The wet carbonation of coal gangue-based backfilling slurry (CGBS) is considered to be an effective method for the resource utilization of coal gangue solid waste and CO₂ sequestration, but CO₂ sequestration has a negative impact on the rheological properties of CGBS. This investigation explores the effect of carbonization pressure on the rheological properties and CO₂ sequestration properties of CGBS by using a carbonization reactor, a rheometer, X-ray diffraction, a nitrogen adsorption–desorption instrument, a scanning electron microscope and other testing methods. The results show that increasing the carbonization pressure can increase the CO₂ sequestration capacity of CGBS, and the carbonization products produced make the pores of CGBS smaller and the structure more compact; however, increasing the carbonization pressure will reduce the rheological properties of the slurry, and the optimal carbonization pressure is 0.7 MPa. At this time, the yield stress, plastic viscosity and hysteresis loop area of CGBS are 171.66 Pa, 0.0998 Pa·s and 1376 Pa/s, respectively. However, when the carbonization pressure is further increased, the CO₂ sequestration capacity tends to remain unchanged. This is mainly because the carbonization pressure causes the carbonization reaction to intensify, forming a calcified layer on the particle surface, which hinders the penetration of CO₂ into the particles. This study is of great significance for improving the utilization rate of gangue solid waste and CO₂ sequestration.

1. Introduction

During the development and utilization of coal resources, a large amount of solid waste will be discharged, mainly including coal gangue and fly ash. Among them, the annual discharge of coal gangue is about 800 million tons, accounting for 15~20% [1,2] of the coal resource output, and the annual output of fly ash has also exceeded 600 million tons [3]. Due to the large discharge of coal gangue and fly ash and the low comprehensive utilization rate, there are a series of ecological and environmental problems, such as resource waste and environmental pollution risks [4,5,6]. At the same time, facing the increasingly severe global climate situation, the Chinese government has proposed the dual carbon strategic goals of “carbon peak in 2030 and carbon neutrality in 2060” [7,8]. In the context of the national dual carbon goals, how to reduce carbon emissions in the coal industry and achieve carbon sequestration has become a difficult problem that needs to be solved urgently. Due to the complex composition of coal gangue and fly ash, which contain a large amount of calcium and magnesium crystalline phases, they can react with CO₂ in solution to produce carbonates [9,10,11]. Therefore, coal gangue and fly ash can be used as raw materials for CO₂ mineralization, and their mineralization products can be comprehensively utilized, which can achieve the dual goals of large-scale disposal of coal gangue and fly ash and long-term sequestration of CO₂.

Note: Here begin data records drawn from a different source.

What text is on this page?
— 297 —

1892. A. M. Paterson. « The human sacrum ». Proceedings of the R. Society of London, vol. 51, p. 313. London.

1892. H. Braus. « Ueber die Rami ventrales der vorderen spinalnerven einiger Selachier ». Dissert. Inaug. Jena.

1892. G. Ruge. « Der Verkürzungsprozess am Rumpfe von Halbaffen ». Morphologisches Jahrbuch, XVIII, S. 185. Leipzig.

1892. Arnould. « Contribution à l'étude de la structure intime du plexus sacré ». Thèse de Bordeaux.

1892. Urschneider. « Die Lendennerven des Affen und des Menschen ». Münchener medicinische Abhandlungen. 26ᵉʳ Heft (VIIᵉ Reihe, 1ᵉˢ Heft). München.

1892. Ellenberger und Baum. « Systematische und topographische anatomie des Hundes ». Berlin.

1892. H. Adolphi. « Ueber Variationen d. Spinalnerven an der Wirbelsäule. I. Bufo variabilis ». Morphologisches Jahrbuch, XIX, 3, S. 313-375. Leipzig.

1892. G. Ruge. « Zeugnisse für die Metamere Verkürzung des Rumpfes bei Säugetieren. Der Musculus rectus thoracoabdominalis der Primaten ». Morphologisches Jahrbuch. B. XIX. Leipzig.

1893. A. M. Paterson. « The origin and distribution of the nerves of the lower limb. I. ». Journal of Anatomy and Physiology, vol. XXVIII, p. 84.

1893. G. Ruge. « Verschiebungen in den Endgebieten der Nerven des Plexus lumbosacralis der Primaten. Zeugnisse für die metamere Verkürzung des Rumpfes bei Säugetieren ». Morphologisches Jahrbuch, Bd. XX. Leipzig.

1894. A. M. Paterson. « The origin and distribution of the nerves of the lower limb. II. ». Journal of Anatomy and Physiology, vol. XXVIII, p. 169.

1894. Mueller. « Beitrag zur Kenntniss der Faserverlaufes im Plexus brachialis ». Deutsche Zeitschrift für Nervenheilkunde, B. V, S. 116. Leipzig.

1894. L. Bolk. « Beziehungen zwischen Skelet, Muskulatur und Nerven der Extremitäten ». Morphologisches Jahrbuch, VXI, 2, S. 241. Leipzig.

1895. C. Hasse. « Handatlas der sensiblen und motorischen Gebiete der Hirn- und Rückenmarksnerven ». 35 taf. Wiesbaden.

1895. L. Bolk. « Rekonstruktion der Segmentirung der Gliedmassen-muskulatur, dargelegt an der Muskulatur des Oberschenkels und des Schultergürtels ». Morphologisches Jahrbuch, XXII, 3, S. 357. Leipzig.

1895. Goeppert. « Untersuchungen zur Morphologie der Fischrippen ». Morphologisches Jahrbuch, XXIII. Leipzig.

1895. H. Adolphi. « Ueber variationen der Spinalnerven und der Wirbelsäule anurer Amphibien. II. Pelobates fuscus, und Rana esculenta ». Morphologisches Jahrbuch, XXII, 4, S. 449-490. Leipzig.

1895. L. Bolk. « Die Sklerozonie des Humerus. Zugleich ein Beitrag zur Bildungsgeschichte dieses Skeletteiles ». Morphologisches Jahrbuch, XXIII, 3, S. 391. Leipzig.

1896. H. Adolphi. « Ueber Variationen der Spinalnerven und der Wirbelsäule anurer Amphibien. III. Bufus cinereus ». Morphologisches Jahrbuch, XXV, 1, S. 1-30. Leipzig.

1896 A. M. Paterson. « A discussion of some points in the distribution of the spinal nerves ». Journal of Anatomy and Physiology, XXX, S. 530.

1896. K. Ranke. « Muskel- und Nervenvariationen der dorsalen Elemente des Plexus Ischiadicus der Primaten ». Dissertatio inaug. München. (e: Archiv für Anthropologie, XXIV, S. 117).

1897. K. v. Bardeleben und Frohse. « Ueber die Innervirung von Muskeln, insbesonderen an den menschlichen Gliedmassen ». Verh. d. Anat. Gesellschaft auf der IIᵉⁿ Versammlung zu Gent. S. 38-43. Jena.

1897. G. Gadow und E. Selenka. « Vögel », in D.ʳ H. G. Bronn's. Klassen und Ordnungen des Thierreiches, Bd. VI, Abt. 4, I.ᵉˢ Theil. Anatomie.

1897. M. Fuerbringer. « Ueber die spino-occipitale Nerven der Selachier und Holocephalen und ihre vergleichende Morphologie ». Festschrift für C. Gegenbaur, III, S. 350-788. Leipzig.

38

Using coal gangue and fly ash to prepare coal gangue-based backfilling slurry (CGBS) and fill it into goaf to store CO₂ can not only control rock movement and reduce surface subsidence but also achieve large-scale sequestration of CO₂ and disposal of solid waste [12,13,14]. However, a large number of studies have found that the rheological properties of backfilling slurry will significantly deteriorate after absorbing CO₂. Nego et al. [9] found that after CO₂ gas was introduced into fly ash slurry, the slurry yield stress increased from 2.97 Pa to 36.01 Pa, and the plastic viscosity increased from 0.84 Pa·s to 57.29 Pa·s; Sun et al. [15] analyzed the effects of CO₂ flow rate and aeration stirring time on the rheological properties of magnesium slag-based backfilling slurry. The results showed that the yield stress and plastic viscosity of the backfilling slurry were positively correlated with the CO₂ flow rate and aeration stirring time. Park et al. [16] studied the reaction of silicate cement with supercritical CO₂ at different temperatures. The results showed that after 24 h of reaction between silicate cement and supercritical CO₂, the carbonization of the cement slurry was basically completed, and the rheological properties deteriorated. Liu et al. [17] studied the effects of stirring rate, stirring time and aeration rate on the fluidity of the magnesium-coal-based solid waste CO₂ backfill material. The results showed that the calcium carbonate produced by the carbonation reaction filled the voids of the slurry, increased the collision between the internal particles, and thus increased the yield stress of the slurry. In summary, research on the flow properties of backfilling slurry after carbon fixation has so far focused on factors such as material ratio, stirring time and CO₂ flow rate. There are few studies on the effect of carbon fixation pressure on the rheological properties of CGBS, and its change mechanism has not yet been clarified.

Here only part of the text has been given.